Saturday, April 16, 2011

Water Resources and City Economics

The growing risk of water shortages in the Verde Valley and throughout the state of Arizona will have a direct effect on the bond ratings of the cities involved, says an opinion piece in the October 20, 2010, New York Times

Snowmelt is regional  and usually doesn't reach the broader environment
While lowered bond ratings are not currently a problem for many communities in this area, it likely could be in the future.

Part of this liability is due to local squabbling for this resource, commonly referred to as “water wars”, and the attendant legal costs that drain municipal budgets.

“Municipal bonds are bought and sold on the basis of their credit ratings,” the NY Times article reminds us, “yet today these ratings take little account of utilities’ vulnerability to increased water competition.”

Pursuing a cautious perspective against future water costs, the city of Cottonwood bought several water companies in surrounding areas and shortly thereafter raised the rates.  In an editorial of August 22, 2010, the Verde Independent characterized this buying as a “spending spree” and suggested the city follow the advice of its financial director, Rudy Rodriguez, to go on a PR offensive “so people understand why the attendant rate hike is necessary and important.”

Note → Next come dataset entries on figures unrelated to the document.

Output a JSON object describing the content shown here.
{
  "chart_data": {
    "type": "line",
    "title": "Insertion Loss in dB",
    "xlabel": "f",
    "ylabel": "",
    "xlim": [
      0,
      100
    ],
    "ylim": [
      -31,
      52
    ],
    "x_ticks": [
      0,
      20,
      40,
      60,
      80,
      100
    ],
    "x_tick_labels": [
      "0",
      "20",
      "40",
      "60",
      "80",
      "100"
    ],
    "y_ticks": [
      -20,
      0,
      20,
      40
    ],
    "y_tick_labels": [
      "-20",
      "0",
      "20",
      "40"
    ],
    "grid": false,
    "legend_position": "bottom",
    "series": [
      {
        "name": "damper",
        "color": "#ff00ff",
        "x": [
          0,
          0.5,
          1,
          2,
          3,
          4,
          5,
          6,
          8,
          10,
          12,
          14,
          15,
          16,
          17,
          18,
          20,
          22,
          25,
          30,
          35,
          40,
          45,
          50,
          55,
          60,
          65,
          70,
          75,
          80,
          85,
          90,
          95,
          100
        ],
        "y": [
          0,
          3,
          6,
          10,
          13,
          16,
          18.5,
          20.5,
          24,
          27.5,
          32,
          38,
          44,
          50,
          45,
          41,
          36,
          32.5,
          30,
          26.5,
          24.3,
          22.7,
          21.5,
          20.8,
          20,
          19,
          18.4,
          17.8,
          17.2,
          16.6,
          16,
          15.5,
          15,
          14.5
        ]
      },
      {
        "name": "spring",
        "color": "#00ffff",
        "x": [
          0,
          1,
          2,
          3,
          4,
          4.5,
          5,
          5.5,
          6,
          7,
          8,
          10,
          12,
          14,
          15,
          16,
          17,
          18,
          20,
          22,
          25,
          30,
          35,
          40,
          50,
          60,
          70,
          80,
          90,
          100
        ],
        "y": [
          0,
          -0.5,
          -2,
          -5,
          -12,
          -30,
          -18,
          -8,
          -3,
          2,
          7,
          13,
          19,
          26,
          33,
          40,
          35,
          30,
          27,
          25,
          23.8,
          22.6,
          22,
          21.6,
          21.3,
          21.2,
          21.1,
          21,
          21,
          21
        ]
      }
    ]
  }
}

The Verde Independent is correct that the city should communicate its intentions to its residents.  It's just good politics to tell taxpayers how the city is spending its/their money...and why. 

Rates, by the way, were decreased at the lowest use levels but, none-the-less, raised at higher levels.
There was a river but vegetation didn't know it.
It seems reasonable to give breaks to “minimal” users and raise rates for large users.  In other words, conservative water users will be charged the same or less than before the rate increase and “excessive” users would be charged at increased rates.

What is essential is that people realize we are living in the desert where water is scarce and finding a path to sustainable use can be complex. . .water is a limited commodity and should be expensive. 

Cottonwood officials realized that water use will be governed by our wallets and it was a far-sighted city administration that intelligently planned for the city’s future.

Of course, the saga of Cottonwood-water has a negative side.  According to a local resident the city is again planning to alter its rates upward because decreased water use has put a dent in anticipated revenue.  
Cliffs, Mesas, Water.

But, the Arizona Republic has another take.  In an April 15, 2011 article focusing on Phoenix, the newspaper wrote, "Residents Should Know Who Is Behind Water-Rate Hikes".  The paper claims the projected increase is due to the State of Arizona withdrawing $7 million in funding from the Arizona Dept. of Water Resources and shifting the burden to cities. The AR pins blame on Gov. Jan Brewer.

In either case the Arizona Republic echoes the Verde Independent in calling for better communication between city administrations and their residents. 

The likelihood is residents won’t like what they hear.  Water is going to be expensive…very expensive. . .and it should be because water in the desert is a scarce commodity.